Friday, September 14, 2007

SKIPPING A BEAT

"Nothing is more embarrassing in the ordinary intercourse of life," wrote Alexis de Tocqueville 150 years ago, "than this irritable patriotism of the Americans." It was an era when Americans believed that their country was "God's new Israel," that they were a chosen people.

On July 4, 1826, the 50th anniversary to the day of the Declaration of Independence, Thomas Jefferson and John Adams had died within hours of each other, inspiring a now forgotten but typical orator to find "the finger of Providence" in the coincidence: "It hallows the Declaration of Independence as the Word of God. that promises its principles shall be eternal, and their dissemination universal over the earth."

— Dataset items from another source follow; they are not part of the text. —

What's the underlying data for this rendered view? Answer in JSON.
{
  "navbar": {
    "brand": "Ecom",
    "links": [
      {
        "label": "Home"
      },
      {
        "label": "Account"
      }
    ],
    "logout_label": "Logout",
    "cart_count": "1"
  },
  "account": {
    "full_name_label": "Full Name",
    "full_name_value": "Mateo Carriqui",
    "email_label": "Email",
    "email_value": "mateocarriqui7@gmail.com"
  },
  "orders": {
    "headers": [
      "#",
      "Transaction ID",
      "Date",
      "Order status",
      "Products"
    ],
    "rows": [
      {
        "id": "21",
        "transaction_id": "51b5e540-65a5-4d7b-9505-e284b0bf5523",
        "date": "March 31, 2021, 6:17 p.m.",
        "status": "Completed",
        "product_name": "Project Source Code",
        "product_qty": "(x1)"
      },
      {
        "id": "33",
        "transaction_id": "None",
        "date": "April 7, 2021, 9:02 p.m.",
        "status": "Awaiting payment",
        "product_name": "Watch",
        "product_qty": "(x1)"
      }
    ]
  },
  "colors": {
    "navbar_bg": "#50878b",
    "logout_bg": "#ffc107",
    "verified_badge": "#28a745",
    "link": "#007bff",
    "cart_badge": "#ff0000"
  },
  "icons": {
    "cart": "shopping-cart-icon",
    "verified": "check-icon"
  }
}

It was a common boast at the time and for years afterward: the self-invention of a republic would set an example for the corrupt and cynical regimes of the Old World, and any foreigner who suggested otherwise was quickly told that criticisms of the young country must be limited to the quality of its climate and soil. "Even then," Tocqueville noted, "Americans will be found ready to defend both as if they had cooperated in producing them.''

Today it sometimes seems to be Americans themselves who are most embarrassed by the swaggering patriotism that irritated Tocqueville. Having lost its innocence in the first half of the century, the United States has proceeded in the second half to lose much of its self confidence as well. It makes a too-familiar litany: assassinations, race riots, war, Watergate, oil embargoes, inflation all culminating in the humiliation in Teheran and the charred bodies at Desert Storm. As the laidback generation of the 1970s becomes the laid off generation of the '80s, an almost un-American apathy may even arise.

-from a Newsweek article published in 1983

Now here's another charming bit of jolt juice I found on the web today. The two opinions (1) and (2):

(1) It was common know years ago, Americans believed that their country was "God's new Israel," that they were a chosen people. But today that knowledge is hidden, forgotten, hated and denied by the clergy.

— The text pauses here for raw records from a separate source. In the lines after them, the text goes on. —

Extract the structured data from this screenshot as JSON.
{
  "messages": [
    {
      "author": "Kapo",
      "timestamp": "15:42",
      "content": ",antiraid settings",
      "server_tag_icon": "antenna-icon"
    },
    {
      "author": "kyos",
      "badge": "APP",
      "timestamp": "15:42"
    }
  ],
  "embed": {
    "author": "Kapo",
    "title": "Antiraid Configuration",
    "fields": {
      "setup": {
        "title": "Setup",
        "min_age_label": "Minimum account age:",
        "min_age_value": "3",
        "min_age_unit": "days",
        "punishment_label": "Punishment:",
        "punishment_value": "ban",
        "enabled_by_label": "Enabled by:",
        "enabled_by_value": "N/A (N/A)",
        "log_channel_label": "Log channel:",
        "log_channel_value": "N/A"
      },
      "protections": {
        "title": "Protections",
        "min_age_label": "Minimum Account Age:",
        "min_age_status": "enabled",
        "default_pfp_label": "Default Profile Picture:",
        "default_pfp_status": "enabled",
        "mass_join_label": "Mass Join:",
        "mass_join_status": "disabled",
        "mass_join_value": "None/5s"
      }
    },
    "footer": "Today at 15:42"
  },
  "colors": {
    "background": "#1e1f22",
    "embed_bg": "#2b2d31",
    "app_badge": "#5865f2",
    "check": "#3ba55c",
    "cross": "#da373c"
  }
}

(2) Today, anyone can freely say that the Jews are God's Chosen and Palestine is the land of regathered Israel.

But, if you repeat what your great grandfather knew for a fact, (1) then you may be called a neo-Nazi, anti-Semite, hater or bigot. One opinion (2) is politically correct, blessed by the both politician and clergy. The other opinion (1) is now almost a 'thought crime.'


Somehow I think there is a third opinion. We are all God's chosen people. It's just that most people just don't believe it and try to demonize others on abstract grounds that have nothing to do with any of the political, religious, ethnic, economical, or behavioral dichotomies which land each of us in so much dung every time we try to step outside the box of false consciousness.